Machine learning algorithms and data visualisation for credit cards default prediction #284

amukh18 · 2019-10-12T06:16:40Z

Description

Your task is to predict the probability that a credit card owner will default based on his/her characteristics and payment history. This is a classification problem.
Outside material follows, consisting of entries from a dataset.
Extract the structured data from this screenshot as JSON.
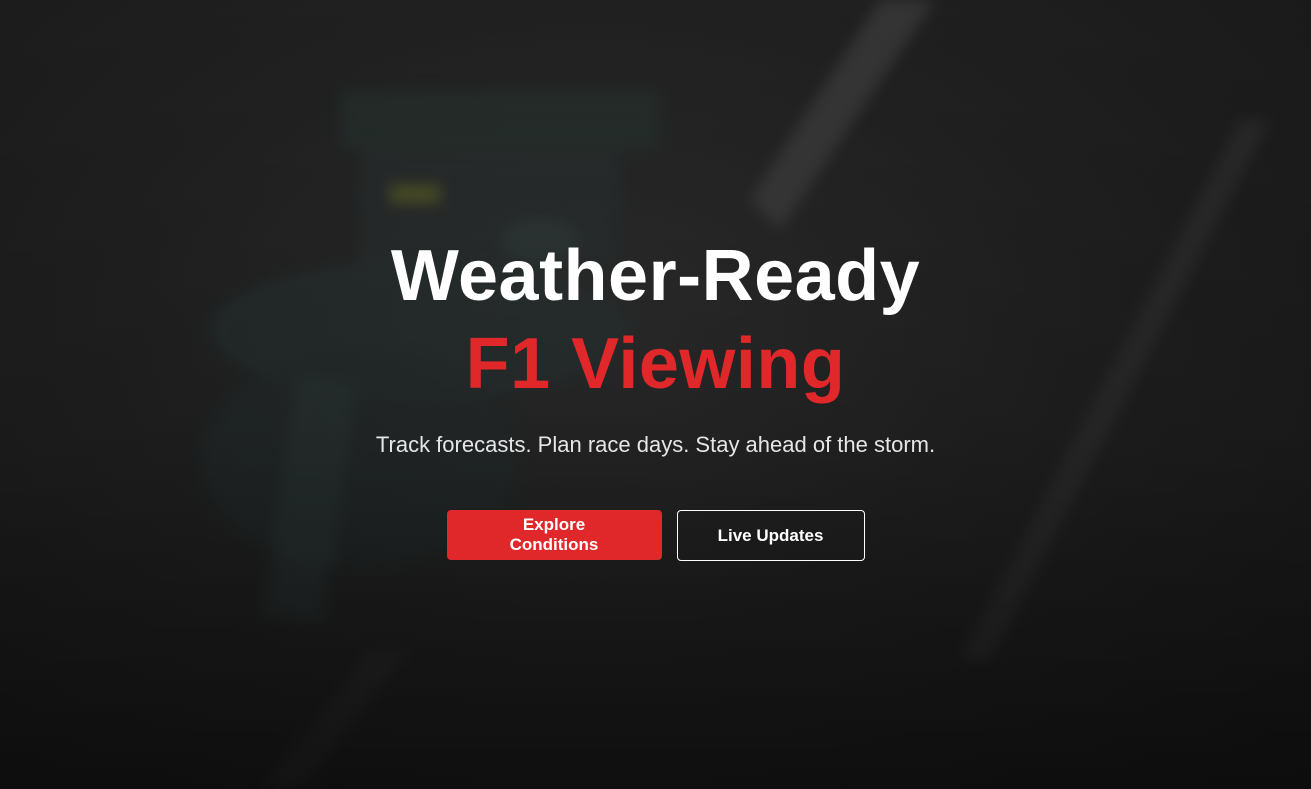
{
  "hero": {
    "headline_line1": "Weather-Ready",
    "headline_line2": "F1 Viewing",
    "tagline": "Track forecasts. Plan race days. Stay ahead of the storm.",
    "primary_cta": "Explore Conditions",
    "secondary_cta": "Live Updates"
  },
  "colors": {
    "accent": "#e0282a",
    "background": "#1f1f1f",
    "text": "#ffffff"
  }
}
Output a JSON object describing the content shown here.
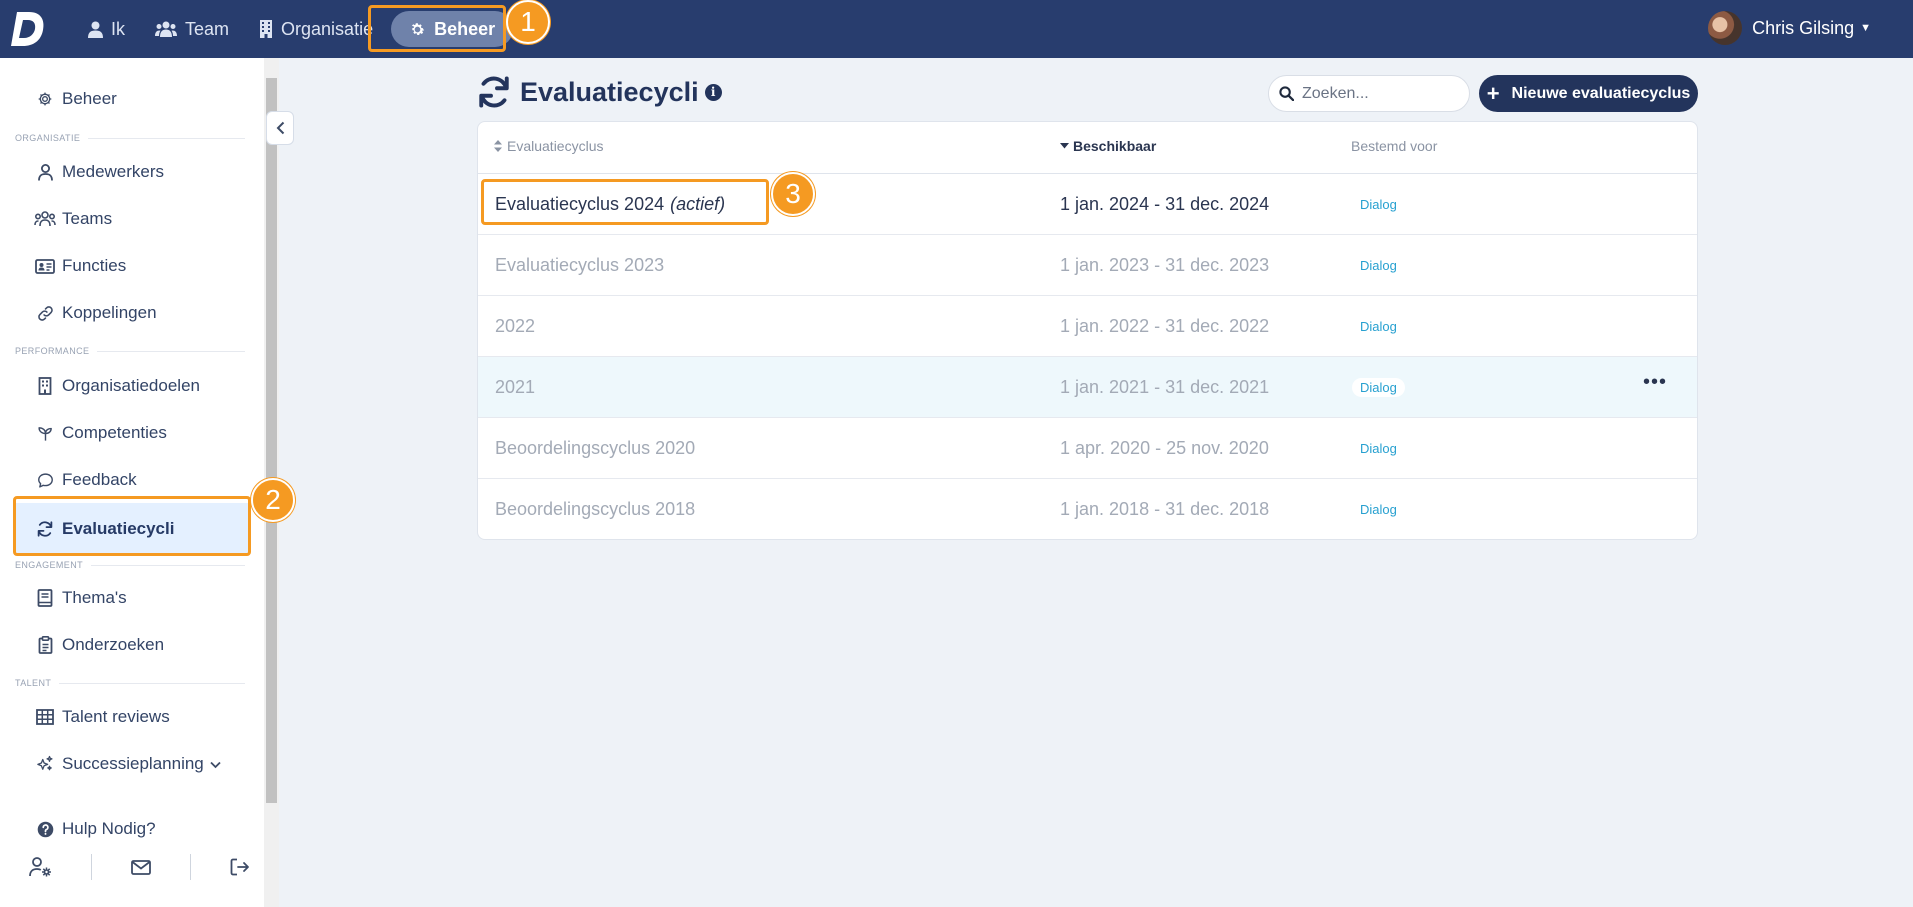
{
  "topbar": {
    "logo": "D",
    "nav": [
      {
        "label": "Ik",
        "icon": "user-icon"
      },
      {
        "label": "Team",
        "icon": "users-icon"
      },
      {
        "label": "Organisatie",
        "icon": "building-icon"
      },
      {
        "label": "Beheer",
        "icon": "gear-icon"
      }
    ],
    "user_name": "Chris Gilsing"
  },
  "sidebar": {
    "beheer": "Beheer",
    "sections": {
      "organisatie": "ORGANISATIE",
      "performance": "PERFORMANCE",
      "engagement": "ENGAGEMENT",
      "talent": "TALENT"
    },
    "items": {
      "medewerkers": "Medewerkers",
      "teams": "Teams",
      "functies": "Functies",
      "koppelingen": "Koppelingen",
      "organisatiedoelen": "Organisatiedoelen",
      "competenties": "Competenties",
      "feedback": "Feedback",
      "evaluatiecycli": "Evaluatiecycli",
      "themas": "Thema's",
      "onderzoeken": "Onderzoeken",
      "talent_reviews": "Talent reviews",
      "successieplanning": "Successieplanning"
    },
    "help": "Hulp Nodig?"
  },
  "main": {
    "title": "Evaluatiecycli",
    "search_placeholder": "Zoeken...",
    "new_button": "Nieuwe evaluatiecyclus",
    "columns": {
      "name": "Evaluatiecyclus",
      "available": "Beschikbaar",
      "intended": "Bestemd voor"
    },
    "rows": [
      {
        "name": "Evaluatiecyclus 2024",
        "status": "(actief)",
        "period": "1 jan. 2024 - 31 dec. 2024",
        "badge": "Dialog"
      },
      {
        "name": "Evaluatiecyclus 2023",
        "period": "1 jan. 2023 - 31 dec. 2023",
        "badge": "Dialog"
      },
      {
        "name": "2022",
        "period": "1 jan. 2022 - 31 dec. 2022",
        "badge": "Dialog"
      },
      {
        "name": "2021",
        "period": "1 jan. 2021 - 31 dec. 2021",
        "badge": "Dialog",
        "more": "•••"
      },
      {
        "name": "Beoordelingscyclus 2020",
        "period": "1 apr. 2020 - 25 nov. 2020",
        "badge": "Dialog"
      },
      {
        "name": "Beoordelingscyclus 2018",
        "period": "1 jan. 2018 - 31 dec. 2018",
        "badge": "Dialog"
      }
    ]
  },
  "annotations": [
    "1",
    "2",
    "3"
  ],
  "colors": {
    "topbar": "#283d6e",
    "accent": "#f59a22",
    "primary": "#23345c",
    "badge": "#27a0d0"
  }
}
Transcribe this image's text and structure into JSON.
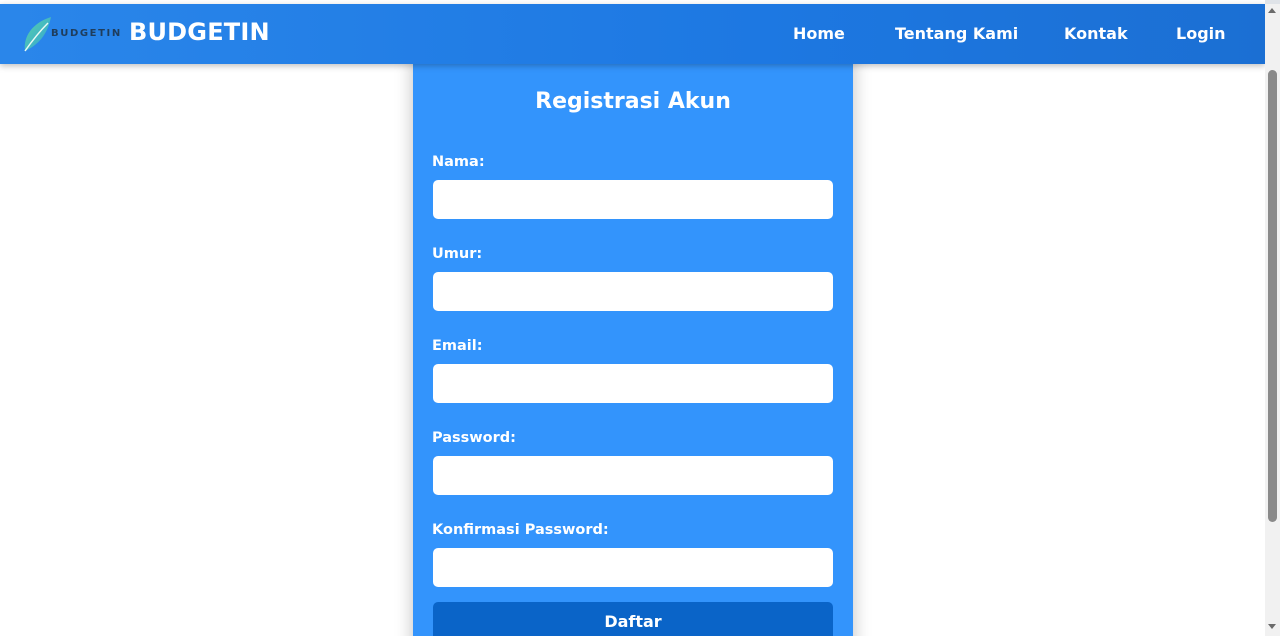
{
  "navbar": {
    "logo_text": "BUDGETIN",
    "brand": "BUDGETIN",
    "links": [
      "Home",
      "Tentang Kami",
      "Kontak",
      "Login"
    ]
  },
  "form": {
    "title": "Registrasi Akun",
    "fields": [
      {
        "label": "Nama:",
        "value": ""
      },
      {
        "label": "Umur:",
        "value": ""
      },
      {
        "label": "Email:",
        "value": ""
      },
      {
        "label": "Password:",
        "value": ""
      },
      {
        "label": "Konfirmasi Password:",
        "value": ""
      }
    ],
    "submit_label": "Daftar"
  },
  "colors": {
    "navbar": "#1d78e2",
    "card": "#3394fc",
    "button": "#0a64c8",
    "text": "#ffffff"
  }
}
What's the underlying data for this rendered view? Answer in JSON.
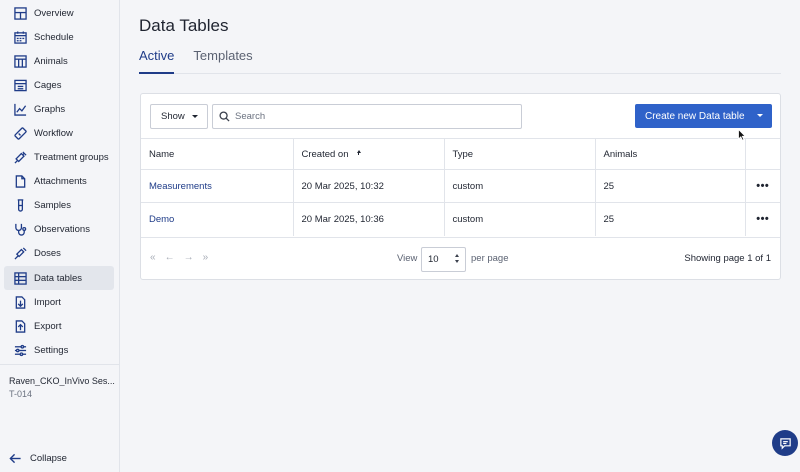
{
  "sidebar": {
    "items": [
      {
        "label": "Overview",
        "icon": "overview-icon"
      },
      {
        "label": "Schedule",
        "icon": "calendar-icon"
      },
      {
        "label": "Animals",
        "icon": "table-icon"
      },
      {
        "label": "Cages",
        "icon": "cage-icon"
      },
      {
        "label": "Graphs",
        "icon": "graph-icon"
      },
      {
        "label": "Workflow",
        "icon": "workflow-icon"
      },
      {
        "label": "Treatment groups",
        "icon": "syringe-icon"
      },
      {
        "label": "Attachments",
        "icon": "file-icon"
      },
      {
        "label": "Samples",
        "icon": "test-tube-icon"
      },
      {
        "label": "Observations",
        "icon": "stethoscope-icon"
      },
      {
        "label": "Doses",
        "icon": "dose-icon"
      },
      {
        "label": "Data tables",
        "icon": "data-table-icon",
        "active": true
      },
      {
        "label": "Import",
        "icon": "import-icon"
      },
      {
        "label": "Export",
        "icon": "export-icon"
      },
      {
        "label": "Settings",
        "icon": "sliders-icon"
      }
    ],
    "study_name": "Raven_CKO_InVivo Ses...",
    "study_id": "T-014",
    "collapse_label": "Collapse"
  },
  "page": {
    "title": "Data Tables",
    "tabs": [
      {
        "label": "Active",
        "active": true
      },
      {
        "label": "Templates",
        "active": false
      }
    ]
  },
  "toolbar": {
    "show_label": "Show",
    "search_placeholder": "Search",
    "create_label": "Create new Data table"
  },
  "table": {
    "headers": [
      "Name",
      "Created on",
      "Type",
      "Animals"
    ],
    "rows": [
      {
        "name": "Measurements",
        "created_on": "20 Mar 2025, 10:32",
        "type": "custom",
        "animals": "25"
      },
      {
        "name": "Demo",
        "created_on": "20 Mar 2025, 10:36",
        "type": "custom",
        "animals": "25"
      }
    ],
    "more_label": "•••"
  },
  "pagination": {
    "first": "«",
    "prev": "←",
    "next": "→",
    "last": "»",
    "view_label": "View",
    "per_page_value": "10",
    "per_page_label": "per page",
    "showing": "Showing page 1 of 1"
  },
  "colors": {
    "accent": "#1f3c88",
    "primary_button": "#2f62c9",
    "background": "#f4f5f8"
  }
}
The dataset can be found here.

The features convey the following information:
X1: Amount of the given credit (New Taiwan dollar): it includes both the individual consumer credit and his/her family (supplementary) credit.
X2: Gender (1 = male; 2 = female).
X3: Education (1 = graduate school; 2 = university; 3 = high school; 4 = others).
X4: Marital status (1 = married; 2 = single; 3 = others).
X5: Age (year).
X6 - X11: History of past payment (from April to September, 2005)
_{Where

X6 = the repayment status in September, 2005;

X7 = the repayment status in August, 2005;

...

X11 = the repayment status in April, 2005.}

_{And the measurement scale for the repayment status is:

-1 = pay duly;

1 = payment delay for one month;

2 = payment delay for two months;

...

8 = payment delay for eight months;

9 = payment delay for nine months and above.}

X12-X17: Amount of bill statement (New Taiwan dollar).
_{Where

X12 = amount of bill statement in September, 2005;

X13 = amount of bill statement in August, 2005;

...

X17 = amount of bill statement in April, 2005.}

X18-X23: Amount of previous payment (New Taiwan dollar).
_{Where

X18 = amount paid in September, 2005;

X19 = amount paid in August, 2005; . . .

. . . X23 = amount paid in April, 2005.}

Details

Technical Specifications: pandas, python, sci-kit, numpy
Type of issue: Multiple
Time Limit:
- Plots must be implemented within 24 hours of being taken up.
- Algorithms must be implemented within 2 days of being taken up.
- Cross-validations/ensembles must be implemented within 3 days of being taken up.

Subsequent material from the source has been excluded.